Alexandre de Moraes determina prisão do ex-presidente Jair Bolsonaro

A defesa do ex-presidente havia solicitado a Moraes que o ex-presidente cumprisse sua pena de 27 anos e três meses em casa

O ex-presidente Jair Bolsonaro foi preso preventivamente, por ordem do ministro Alexandre de Moraes, do Supremo Tribunal Federal, neste sábado (22). Ele está detido na superintendência da Polícia Federal, em uma decisão motivada pela “garantia da ordem pública”.

Ex-presidente Jair Bolsonaro é preso por decisão de Alexandre de Moraes

O filho mais velho de Bolsonaro, Flavio, havia planejado uma vigília em frente ao condomínio do ex-presidente para a noite do sábado.

Bolsonaro foi levado para a Superintendência da Polícia Federal, onde ficará em uma sala de Estado reservada para autoridades como presidentes da República e outras figuras públicas de alto escalão. Salas onde o ex-presidente Luiz Inácio Lula da Silva e Michel Temer também estiveram detidos.

A prisão não marca o início do cumprimento da pena de reclusão. A defesa de Bolsonaro alega não ter recebido a decisão do STF que determina sua prisão.

Em comunicado, a Polícia Federal informou que cumpriu um mandado de prisão preventiva expedido pelo STF.

Em 11 de setembro, por 4 votos a 1, os ministros do Supremo Tribunal Federal condenaram Bolsonaro e sete aliados por crimes diversos, entre eles organização criminosa armada e tentativa de abolição violenta do Estado Democrático de Direito.

Ex-presidente Jair Bolsonaro é preso por decisão de Alexandre de Moraes

A maioria dos réus foi condenada a mais de 20 anos de prisão em regime fechado, mas as prisões não são imediatas, pois ainda cabe recurso da decisão. Somente se os recursos forem rejeitados é que as prisões poderão ser efetivadas.

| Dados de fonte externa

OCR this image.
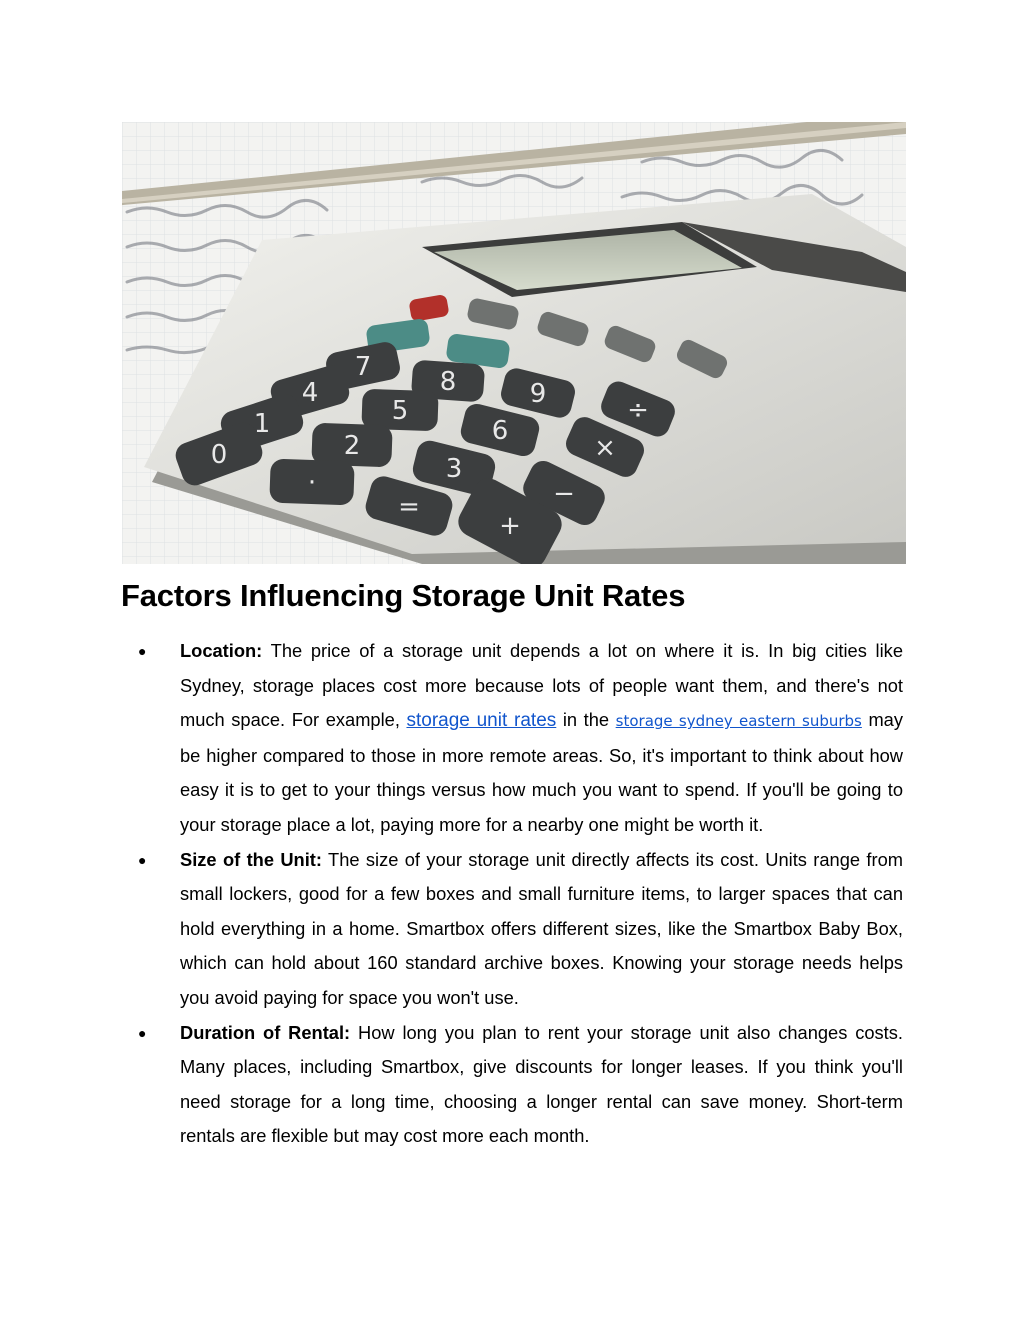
7	8	9
÷
4
5
6
×
1
2
3
−
0
·
=
+
Factors Influencing Storage Unit Rates
● Location: The price of a storage unit depends a lot on where it is. In big cities like Sydney, storage places cost more because lots of people want them, and there's not much space. For example, storage unit rates in the storage sydney eastern suburbs may be higher compared to those in more remote areas. So, it's important to think about how easy it is to get to your things versus how much you want to spend. If you'll be going to your storage place a lot, paying more for a nearby one might be worth it.
● Size of the Unit: The size of your storage unit directly affects its cost. Units range from small lockers, good for a few boxes and small furniture items, to larger spaces that can hold everything in a home. Smartbox offers different sizes, like the Smartbox Baby Box, which can hold about 160 standard archive boxes. Knowing your storage needs helps you avoid paying for space you won't use.
● Duration of Rental: How long you plan to rent your storage unit also changes costs. Many places, including Smartbox, give discounts for longer leases. If you think you'll need storage for a long time, choosing a longer rental can save money. Short-term rentals are flexible but may cost more each month.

No dia anterior à prisão, a defesa de Bolsonaro havia solicitado a Moraes que o ex-presidente cumprisse sua pena em casa devido a problemas de saúde. O pedido de recurso ao STF também foi mencionado.

Condenados

Além de Bolsonaro, outros condenados incluem personalidades como Walter Braga Netto, Almir Garnier, Anderson Torres, Augusto Heleno, Paulo Sérgio Nogueira e Alexandre Ramagem. Mauro Cid, que colaborou com as investigações, já cumpre pena em regime aberto.